I sometimes think of an imaginary dream life. It’s pretty much like my life right now–I’m a stay-at-home mom, I have the same husband, same kids, etc. The setting is just different. It takes place in a beautiful new home somewhere in Utah county instead of a modular home in Nevada.
Since I moved here, I’ve always had this attitude that I would be leaving soon. And I will not stay in this town and this house for forever. But a part of me wanted to leave as soon as possible.
The other day, I watched this video where a boy gives up the high school surf team so he could attend seminary. My first reaction was why can’t he have both things? Surfing isn’t bad. Why should he give it up?
But that reaction was wrong. We can’t have it all. And we should have joy in our sacrifices. Even when we have to give up good things for something that is even better.

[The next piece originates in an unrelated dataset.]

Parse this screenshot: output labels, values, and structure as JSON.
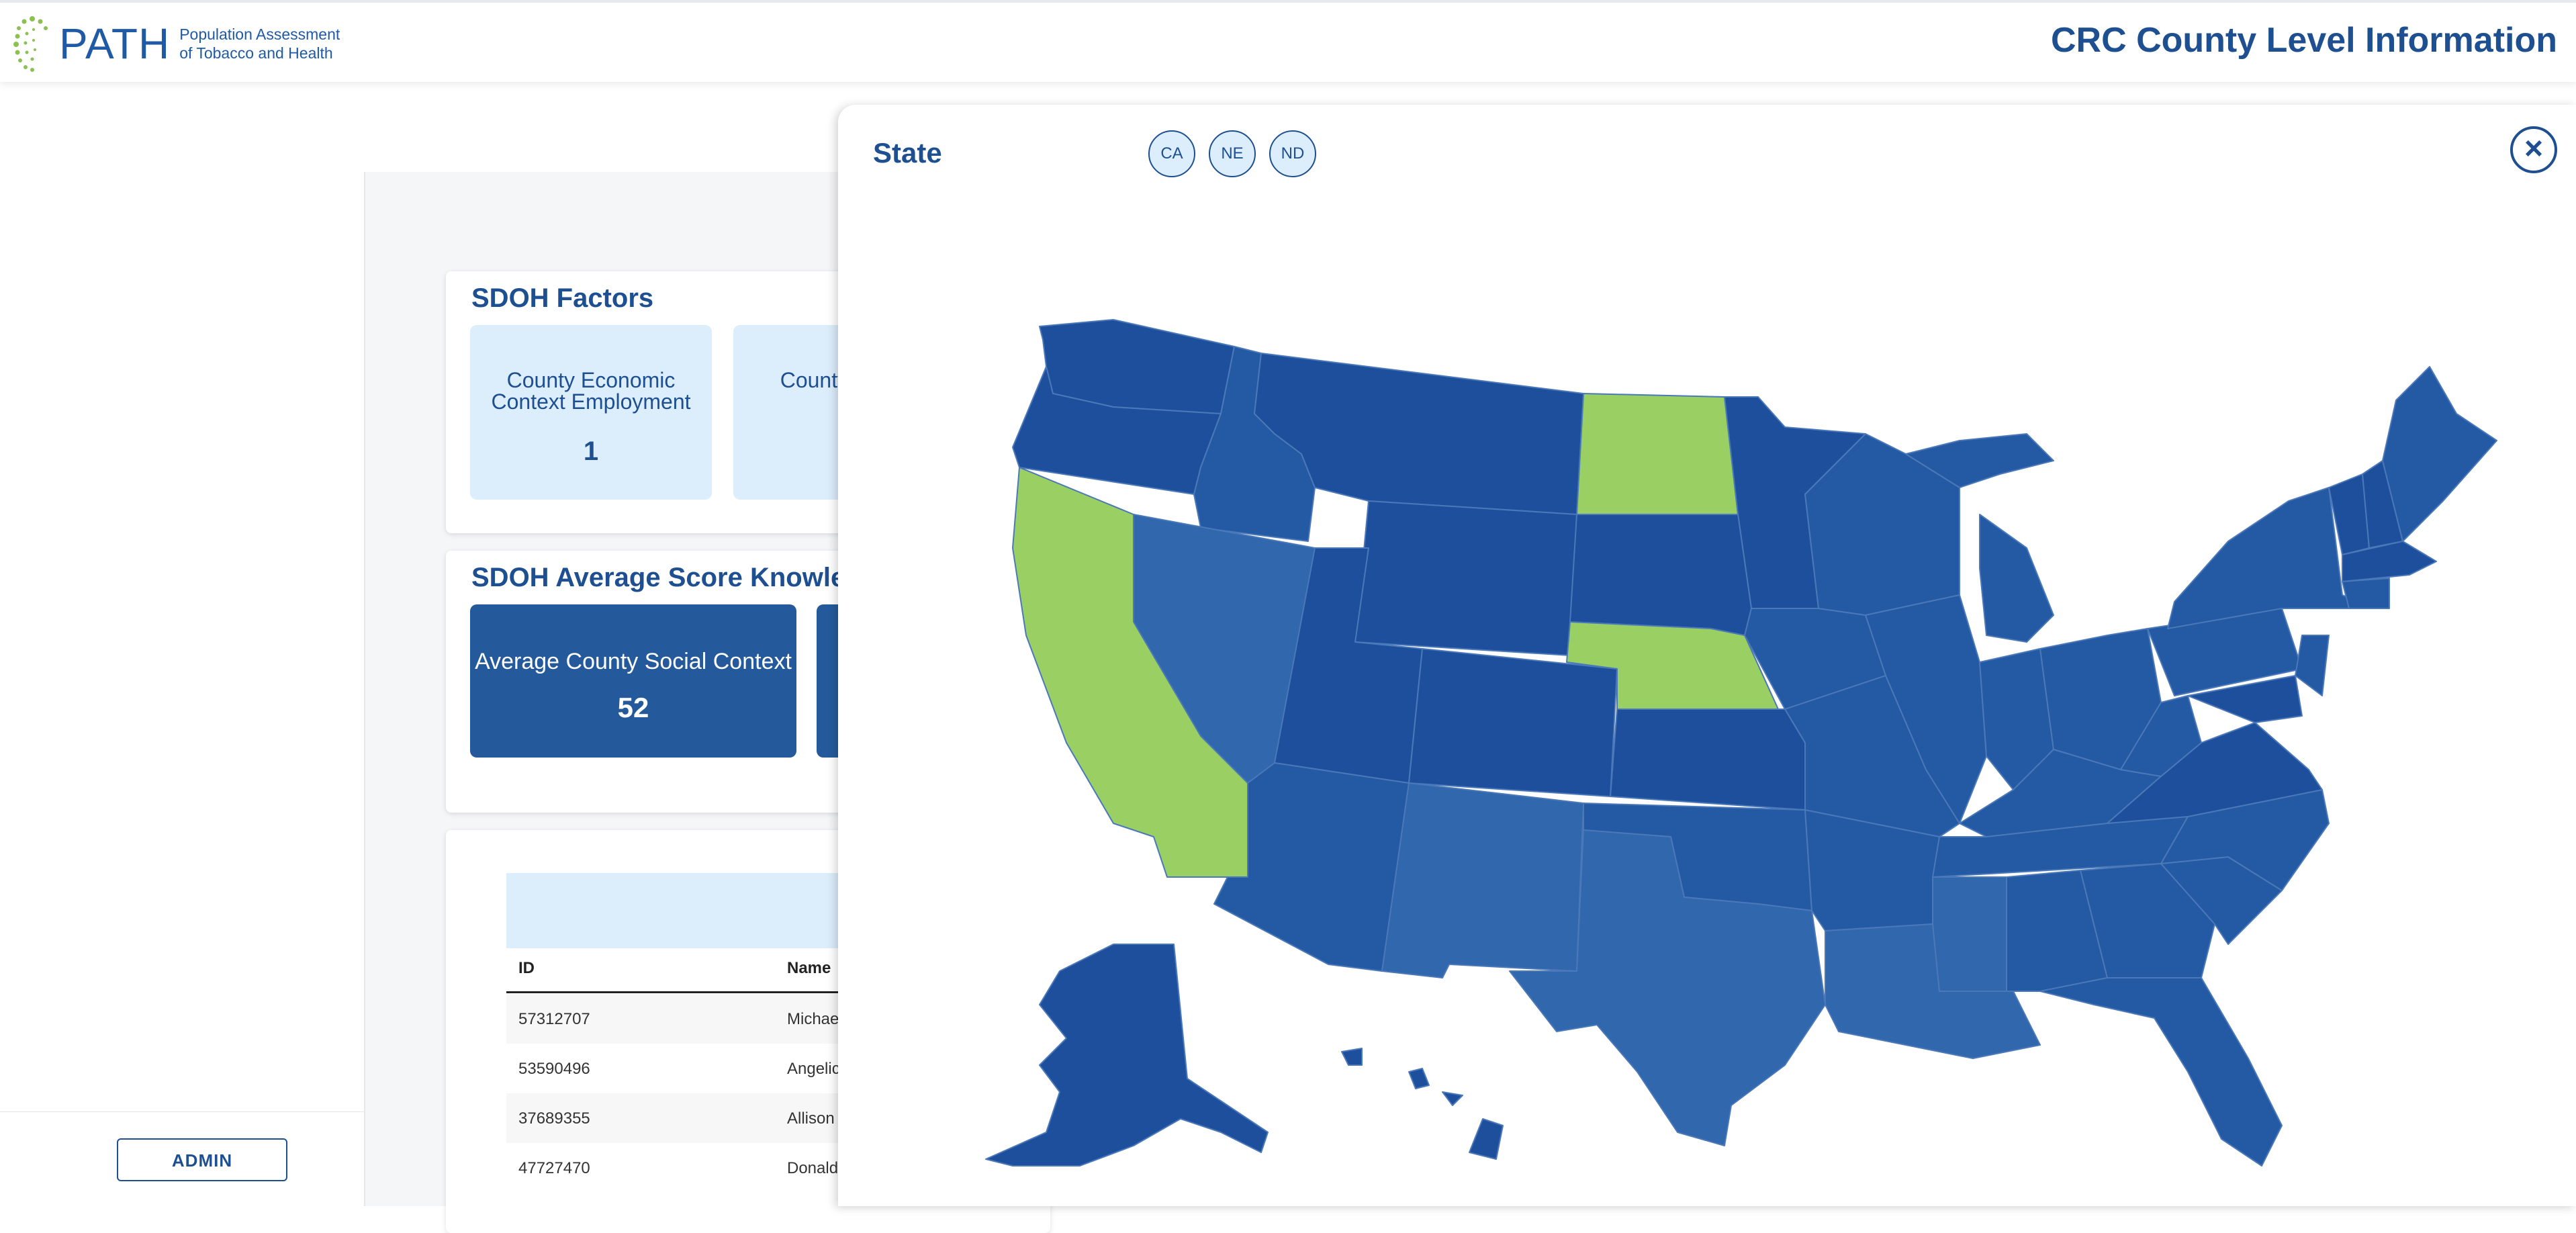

I realized that I had been wanting it all. I hadn’t been willing to make the sacrifices that I should have. And one of the sacrifices the Lord has required of me right now is to live here.
And in that moment, I was finally okay being here and I didn’t want to leave as soon as possible. I am far away from a lot of my family and I miss them, but there is so much more to life (and I’m not that far). My husband has an awesome job. I love the people I have met in the town I live in. I have learned a lot and I have had awesome experiences here.
The conclusion of that train of thought was that I should paint my house. I’ve always hesitated because I don’t own this house and I’ll probably leave. But I finally realized that I probably won’t leave for a few years. I’m supposed to be here right now. And I didn’t want my walls off-white/cream the whole time I’m here. And I definitely didn’t want the 1980s wallpaper in my kitchen.
So we stripped wallpaper and painted. And now it feels like my house, not something I’m trying to get away from. I’ll post pictures when I finish putting my house together.